Com o PIPA nasceram também os “Cadernos da Azinhaga”, publicações resultantes de residências artísticas e literárias promovidas pela Associação “Isto Não é um Cachimbo”, iniciadas em 2021 com o fotógrafo Augusto Brázio e a edição de “Presentes Ausentes”.
Além disso, a Associação frisa que investiu na valorização e conservação da antiga escola primária, realizando obras de pintura e arranjos em paredes para melhorar as áreas expositivas, e assegurou a manutenção e limpeza continuada do edifício.
Apesar do reconhecimento público do impacto cultural e comunitário do PIPA, a Associação “Isto Não é um Cachimbo” afirma não ter havido contacto prévio por parte do município antes da denúncia do contrato, o que não permitiu sequer uma atempada procura de soluções alternativas. A partir de 29 de abril o PIPA deixará formalmente a antiga escola primária, estando neste momento à procura de uma nova sede na Azinhaga.

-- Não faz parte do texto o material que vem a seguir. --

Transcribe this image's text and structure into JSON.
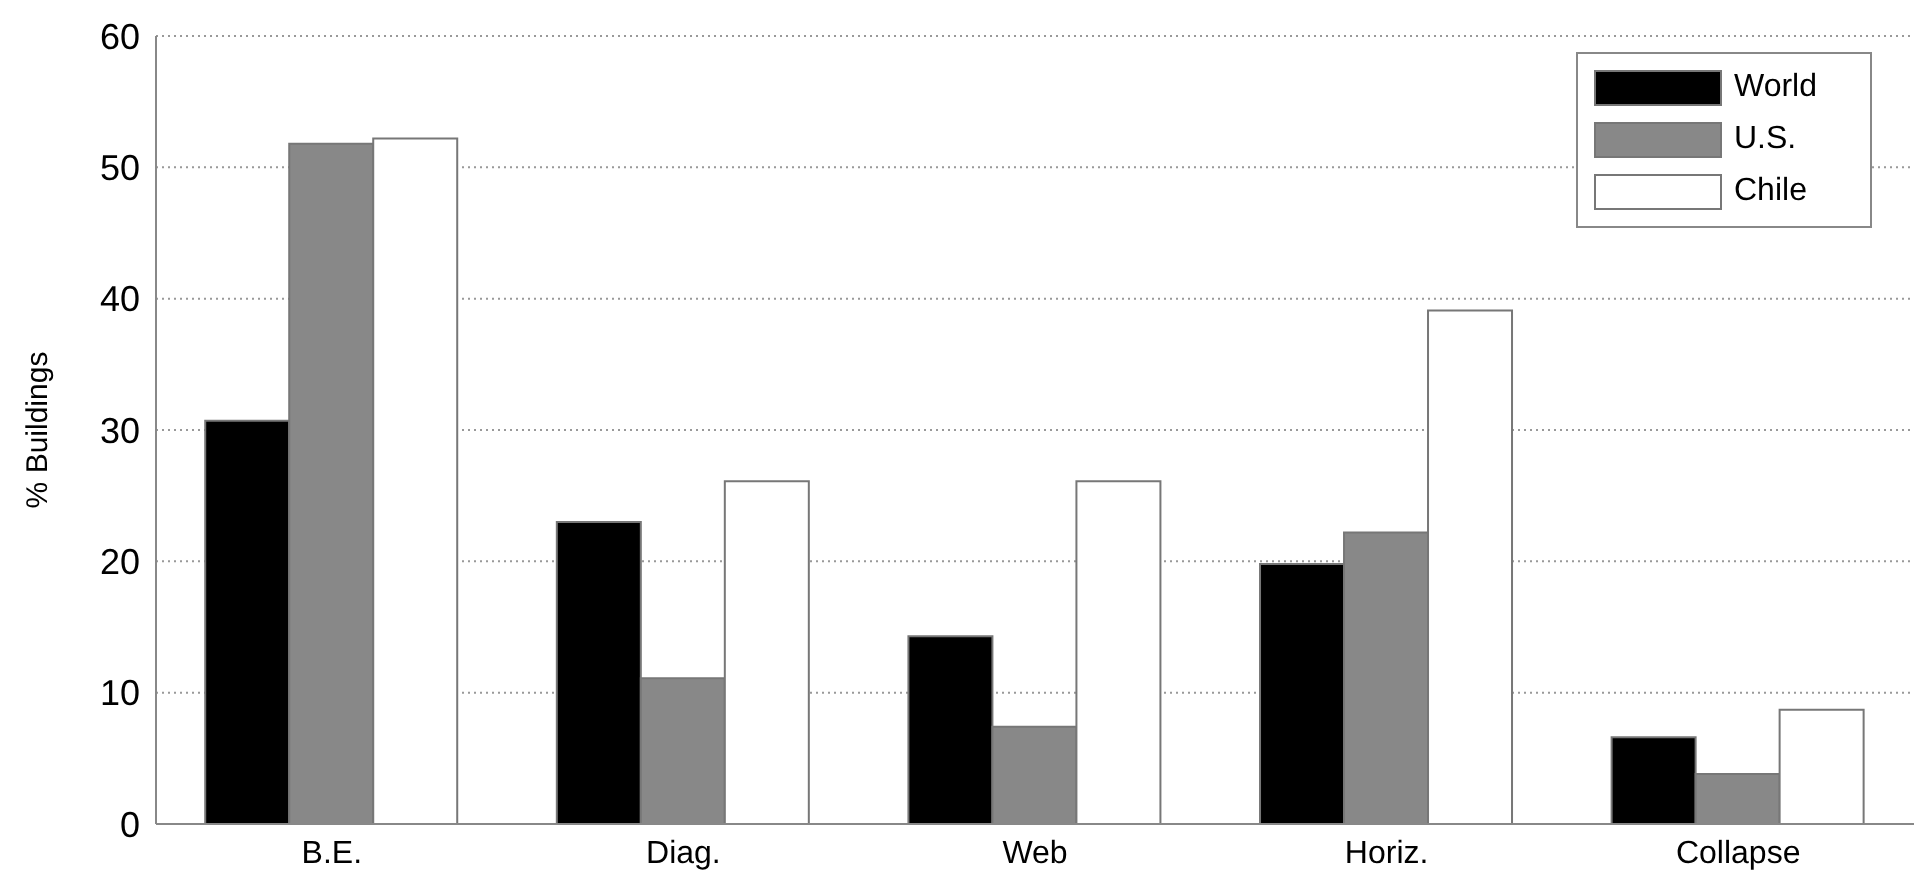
{
  "chart_data": {
    "type": "bar",
    "ylabel": "% Buildings",
    "categories": [
      "B.E.",
      "Diag.",
      "Web",
      "Horiz.",
      "Collapse"
    ],
    "series": [
      {
        "name": "World",
        "color": "#000000",
        "values": [
          30.7,
          23,
          14.3,
          19.8,
          6.6
        ]
      },
      {
        "name": "U.S.",
        "color": "#888888",
        "values": [
          51.8,
          11.1,
          7.4,
          22.2,
          3.8
        ]
      },
      {
        "name": "Chile",
        "color": "#ffffff",
        "values": [
          52.2,
          26.1,
          26.1,
          39.1,
          8.7
        ]
      }
    ],
    "ylim": [
      0,
      60
    ],
    "yticks": [
      0,
      10,
      20,
      30,
      40,
      50,
      60
    ],
    "grid": "y",
    "legend": "top right"
  }
}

O mediotejo.net questionou a Câmara da Golegã sobre as razões para o fim deste protocolo, mas não obteve resposta até ao momento.
A Associação promete resistir e manter todos os compromissos programáticos assumidos para este ano, nomeadamente o Festival de Curtas-Metragens PIPA e as oficinas da Imagem e da Palavra, nas áreas do desenho, fotografia, pintura e escrita criativa, a realizar no Verão.